I’m happy to hear that you eat out sometimes! Thanks for another great article.
Sarah Pope MGA
Ha! Yes, I eat out several times a month. I’ve gotten pretty good at navigating the restaurant minefields!
Maureen E McGovern
I’m so glad you wrote this article because this such a huge problem today! I eat out for lunch 5 times a week due to my job, and I have watched this deceptive trend take over in chain restaurants. Growing up in Wisconsin we have the Butter Law, which requires restaurants to serve butter. Being the Dairy State (and lots of other traditional foods still) has helped us be the state with the least crime and the most Centenarians.

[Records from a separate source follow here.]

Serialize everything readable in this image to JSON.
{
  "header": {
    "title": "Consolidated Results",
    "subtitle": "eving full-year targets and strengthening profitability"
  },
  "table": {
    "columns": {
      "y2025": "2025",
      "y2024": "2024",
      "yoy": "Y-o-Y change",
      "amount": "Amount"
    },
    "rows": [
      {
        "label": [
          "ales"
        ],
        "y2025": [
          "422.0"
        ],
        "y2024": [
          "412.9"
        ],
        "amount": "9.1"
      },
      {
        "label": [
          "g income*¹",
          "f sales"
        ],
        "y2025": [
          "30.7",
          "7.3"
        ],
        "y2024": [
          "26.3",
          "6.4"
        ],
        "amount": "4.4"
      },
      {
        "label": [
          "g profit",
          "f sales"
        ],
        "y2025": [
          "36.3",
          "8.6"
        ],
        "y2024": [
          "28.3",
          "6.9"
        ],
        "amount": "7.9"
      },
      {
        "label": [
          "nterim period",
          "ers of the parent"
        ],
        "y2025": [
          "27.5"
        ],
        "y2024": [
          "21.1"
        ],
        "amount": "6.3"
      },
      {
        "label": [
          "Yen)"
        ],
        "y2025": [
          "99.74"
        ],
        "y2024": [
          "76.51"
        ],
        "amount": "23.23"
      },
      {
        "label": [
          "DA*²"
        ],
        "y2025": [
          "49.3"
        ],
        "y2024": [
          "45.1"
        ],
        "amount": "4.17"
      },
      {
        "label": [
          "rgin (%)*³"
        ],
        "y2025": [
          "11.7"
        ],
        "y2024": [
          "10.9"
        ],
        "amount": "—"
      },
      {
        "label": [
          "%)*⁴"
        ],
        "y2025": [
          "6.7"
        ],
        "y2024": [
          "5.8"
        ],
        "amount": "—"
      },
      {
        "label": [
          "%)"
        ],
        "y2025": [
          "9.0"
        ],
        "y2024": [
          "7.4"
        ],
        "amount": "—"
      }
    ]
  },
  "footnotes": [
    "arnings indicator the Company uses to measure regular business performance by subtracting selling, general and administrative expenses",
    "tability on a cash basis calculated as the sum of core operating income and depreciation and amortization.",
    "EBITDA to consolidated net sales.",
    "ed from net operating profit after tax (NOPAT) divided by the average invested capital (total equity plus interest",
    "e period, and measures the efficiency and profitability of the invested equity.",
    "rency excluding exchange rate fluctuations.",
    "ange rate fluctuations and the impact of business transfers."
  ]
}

But as chains began coming in over the last decade or two they don’t care about that important butter law. It’s scary that the public is so easily deceived, but just as much that the restaurant employees believe it’s butter too…and the deception just continues. I actually go to Outback a couple times a month. I had to gently argue with staff that the garbage they were trying to pass off to me wasn’t butter. Now I have a waitress who remembers me, and she always brings out actual butter right away. Lol!
Recently I began going to a local grocery store…a local chain. I inquired into their butter cream frosting, and the bakery staff swore up and down it was made of butter. Hesitantly I tried it, and of course it wasnt. I went back to tell them, and their assistant manager explained that just 2 items in the bakery were real dairy, including the cream puffs. They were shocked and said their manager told them it was. So much deception continues…and people are basically clueless. Thank God for our great local cheeses that we still have, and that production continues to increase. Hopefully they’ll never mess with our cheese…
Hello Sarah, I very much appreciate your health and products information. I inquired at a restaurant to please show me the “butter” that they said they used. Thank goodness I asked! It was “Baker’s Butter” a big brick of horrible hydrogenated oils and long list of fillers. It could make anybody (everybody) ill.
Sarah Pope MGA
It really should not be allowed in restaurants to call a fake food by the name of a whole food. So misleading to customers especially those with dietary issues that can cause reactions!
My in laws favorite restaurant is Longhorns and I can’t believe I never put two and two together that whipped butter wouldn’t be only just butter! We eat there a fair amount and I will definitely be asking for only butter this next time around! Thank you because this seems like it should be more obvious than it is!! I typically bring my own butter to restaurants that I know just have margarine…
Sarah Pope MGA
The picture at the top is of the Outback Steakhouse breadboard … if their “butter” is a margarine blend then probably Longhorn’s does it too.